Ces hommes-là sont des hommes du peuple.
D’autres exploitent les forêts, les carrières, les mines, descendent à d’immenses profondeurs, dans les entrailles du sol, afin d’en extraire le sel, la houille, le minerai, tous les matériaux indispensables aux métiers, aux arts. Ceux-ci, comme les premiers, vieillissent dans un dur labeur, pour procurer à tous les choses dont tous ont besoin.

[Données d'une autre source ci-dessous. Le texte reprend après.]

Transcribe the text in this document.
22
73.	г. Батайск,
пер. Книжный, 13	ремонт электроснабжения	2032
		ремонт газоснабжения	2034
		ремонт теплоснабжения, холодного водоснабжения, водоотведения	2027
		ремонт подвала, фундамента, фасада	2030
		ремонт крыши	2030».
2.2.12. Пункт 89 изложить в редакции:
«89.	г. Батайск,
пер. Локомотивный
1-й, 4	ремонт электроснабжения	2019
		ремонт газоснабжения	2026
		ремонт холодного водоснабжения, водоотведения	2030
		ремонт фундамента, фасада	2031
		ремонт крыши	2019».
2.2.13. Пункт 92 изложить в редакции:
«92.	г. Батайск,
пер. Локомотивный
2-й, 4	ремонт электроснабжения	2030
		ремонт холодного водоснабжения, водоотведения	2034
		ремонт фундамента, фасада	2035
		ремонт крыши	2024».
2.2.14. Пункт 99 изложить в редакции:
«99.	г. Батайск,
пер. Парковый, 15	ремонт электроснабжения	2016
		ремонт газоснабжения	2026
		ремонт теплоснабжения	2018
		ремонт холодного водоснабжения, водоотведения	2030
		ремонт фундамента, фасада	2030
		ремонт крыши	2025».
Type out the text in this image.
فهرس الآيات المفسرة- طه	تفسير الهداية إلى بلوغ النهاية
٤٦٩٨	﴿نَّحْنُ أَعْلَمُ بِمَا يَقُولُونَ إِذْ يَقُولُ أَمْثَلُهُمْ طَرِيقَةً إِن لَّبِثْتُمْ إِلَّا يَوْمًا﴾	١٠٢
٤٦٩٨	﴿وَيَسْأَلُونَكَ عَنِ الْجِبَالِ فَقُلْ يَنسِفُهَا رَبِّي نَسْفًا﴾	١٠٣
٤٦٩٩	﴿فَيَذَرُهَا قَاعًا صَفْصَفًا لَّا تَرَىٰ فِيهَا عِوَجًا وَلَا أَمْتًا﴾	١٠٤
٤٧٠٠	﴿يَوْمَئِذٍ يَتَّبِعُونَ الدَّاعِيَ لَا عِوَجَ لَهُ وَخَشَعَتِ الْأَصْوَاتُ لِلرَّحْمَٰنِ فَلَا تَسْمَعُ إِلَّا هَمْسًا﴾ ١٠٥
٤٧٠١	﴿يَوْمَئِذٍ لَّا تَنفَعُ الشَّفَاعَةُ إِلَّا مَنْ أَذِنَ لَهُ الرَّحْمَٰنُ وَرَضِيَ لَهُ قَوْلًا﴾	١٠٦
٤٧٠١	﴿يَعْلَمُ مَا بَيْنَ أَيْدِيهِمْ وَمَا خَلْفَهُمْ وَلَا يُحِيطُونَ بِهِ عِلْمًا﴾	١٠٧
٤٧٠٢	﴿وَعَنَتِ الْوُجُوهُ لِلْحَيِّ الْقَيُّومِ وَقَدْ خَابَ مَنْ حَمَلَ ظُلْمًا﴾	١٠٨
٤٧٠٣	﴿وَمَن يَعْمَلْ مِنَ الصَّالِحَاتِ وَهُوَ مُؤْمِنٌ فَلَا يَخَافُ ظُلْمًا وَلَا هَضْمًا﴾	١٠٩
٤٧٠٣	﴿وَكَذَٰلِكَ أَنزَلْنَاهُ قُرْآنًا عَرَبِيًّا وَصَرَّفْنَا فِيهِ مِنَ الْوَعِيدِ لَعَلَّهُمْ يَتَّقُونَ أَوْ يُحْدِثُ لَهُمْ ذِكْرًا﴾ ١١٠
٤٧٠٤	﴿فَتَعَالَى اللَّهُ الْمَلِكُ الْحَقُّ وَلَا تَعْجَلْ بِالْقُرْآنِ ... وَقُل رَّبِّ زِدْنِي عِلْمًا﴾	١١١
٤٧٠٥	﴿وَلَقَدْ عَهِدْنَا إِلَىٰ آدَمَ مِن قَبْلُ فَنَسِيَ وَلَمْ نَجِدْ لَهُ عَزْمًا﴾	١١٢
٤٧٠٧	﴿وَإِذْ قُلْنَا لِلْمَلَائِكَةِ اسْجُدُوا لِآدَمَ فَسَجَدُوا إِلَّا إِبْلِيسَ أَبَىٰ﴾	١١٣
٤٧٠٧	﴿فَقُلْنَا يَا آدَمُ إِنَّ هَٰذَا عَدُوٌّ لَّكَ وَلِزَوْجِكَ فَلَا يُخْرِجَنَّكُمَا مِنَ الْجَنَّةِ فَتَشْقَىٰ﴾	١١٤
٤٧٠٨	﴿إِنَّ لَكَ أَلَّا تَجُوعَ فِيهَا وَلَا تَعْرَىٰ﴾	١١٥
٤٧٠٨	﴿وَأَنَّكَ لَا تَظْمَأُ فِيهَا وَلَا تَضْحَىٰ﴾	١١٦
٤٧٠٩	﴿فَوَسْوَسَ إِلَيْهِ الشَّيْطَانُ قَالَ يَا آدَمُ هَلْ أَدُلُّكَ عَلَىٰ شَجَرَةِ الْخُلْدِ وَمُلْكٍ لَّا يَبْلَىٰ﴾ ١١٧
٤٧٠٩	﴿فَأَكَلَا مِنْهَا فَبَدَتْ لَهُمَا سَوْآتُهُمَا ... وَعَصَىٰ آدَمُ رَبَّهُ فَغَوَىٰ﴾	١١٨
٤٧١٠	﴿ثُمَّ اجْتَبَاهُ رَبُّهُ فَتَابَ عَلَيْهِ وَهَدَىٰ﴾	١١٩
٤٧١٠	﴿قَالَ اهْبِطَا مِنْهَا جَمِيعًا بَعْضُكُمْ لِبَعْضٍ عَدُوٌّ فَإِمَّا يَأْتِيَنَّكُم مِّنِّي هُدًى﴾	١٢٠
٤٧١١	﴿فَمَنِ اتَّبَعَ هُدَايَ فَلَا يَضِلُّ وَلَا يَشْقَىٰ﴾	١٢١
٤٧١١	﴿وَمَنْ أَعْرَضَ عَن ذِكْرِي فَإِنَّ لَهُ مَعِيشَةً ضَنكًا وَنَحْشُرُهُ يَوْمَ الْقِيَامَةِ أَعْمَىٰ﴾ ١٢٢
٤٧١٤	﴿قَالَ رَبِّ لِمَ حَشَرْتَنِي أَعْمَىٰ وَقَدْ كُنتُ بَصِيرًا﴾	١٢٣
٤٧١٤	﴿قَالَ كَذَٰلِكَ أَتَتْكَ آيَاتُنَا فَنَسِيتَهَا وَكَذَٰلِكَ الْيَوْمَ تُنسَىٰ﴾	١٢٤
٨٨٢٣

Ce sont encore des hommes du peuple.
D’autres fondent les métaux, les façonnent, leur donnent les formes qui les rendent propres à mille usages variés; d’autres travaillent le bois; d’autres tissent la laine, le lin, la soie, fabriquent les étoffes diverses; d’autres pourvoient de la môme manière aux différentes nécessités qui dérivent ou de la nature directement, ou de l’état social.
Ce sont encore des hommes du peuple.
Plusieurs, au milieu de périls continuels, parcourent les mers, pour transporter d’une contrée à l’autre ce qui est propre à chacune d’elles, ou luttent contre les flots et les tempêtes sous les feux des tropiques comme au milieu des glaces polaires, soit pour augmenter par la pêche la masse commune des subsistances, soit pour arracher à l’océan une multitude de productions utiles à la vie humaine.
Ce sont encore des hommes du peuple.
Et qui prend les armes pour la patrie, qui la défend, qui donne pour elle ses plus belles années, et ses veilles et son sang? qui se dévoue et meurt pour la sécurité des autres, pour leur assurer les tranquilles jouissances du foyer domestique, si ce n’est les enfants du peuple?
Quelques-uns d’eux aussi, à travers mille obstacles, poussés, soutenus par leur génie, développent et perfectionnent les arts, les lettres, les sciences, qui adoucissent les mœurs, civilisent les nations, les environnent de cette splendeur éclatante qu’on appelle la gloire, forment enfin une des sources, et la plus féconde, de la prospérité publique.
Ainsi, en chaque pays, tous ceux qui fatiguent et qui peinent pour produire et répandre les productions, tous ceux dont l’action tourne au profit de la communauté entière, les classes les plus utiles à son bien-être, les plus indispensables à sa conservation, voilà le peuple. Otez un petit nombre de privilégiés ensevelis dans la pure jouissance, le peuple c’est le genre humain.
Sans le peuple nulle prospérité, nul développement, nulle vie; car point de vie sans travail, et le travail est partout la destinée du peuple.
Qu’il disparût soudain, que deviendroit la société? Elle disparoîtroit avec lui. Il ne resteroit que quelques rares individus dispersés sur le sol, qu’alors il leur faudroit bien cultiver de leurs mains. Pour vivre, ils seroient immédiatement obligés de se faire peuple.
Or, dans cette société presque uniquement composée du peuple, et qui ne subsiste que par le peuple, quelle est la condition du peuple? que fait-elle pour lui?
Elle le condamne à lutter sans cesse contre des multitudes d’obstacles de tout genre qu’elle oppose à l’amélioration de son sort, au soulagement de ses maux; elle lui laisse à peine une petite portion du fruit de ses travaux; elle le traite comme le laboureur traite son cheval et son bœuf, et souvent moins bien; elle lui crée, sous des noms divers, une servitude sans terme et une misère sans espérance.
III
Si l’on comptoit toutes les souffrances que, depuis des siècles et des siècles, le peuple a endurées sur la surface du globe, non par une suite des lois de la nature, mais des vices de la société, le nombre en égaleroit celui des brins d’herbe qui couvrent la terre humectée de ses pleurs,
En sera-t-il donc toujours ainsi?
Cette multitude est-elle destinée à parcourir perpétuellement le cercle des mêmes douleurs? N’a-t-elle rien à attendre de l’avenir? Sur tous les points de la route tracée pour elle à travers le temps, ne sortira-t-il jamais de ses entrailles qu’un lamentable cri de détresse? Y a-t-il en elle ou hors d’elle quelque nécessité fatale qui doive jusqu’à la lin lui interdire un état meilleur?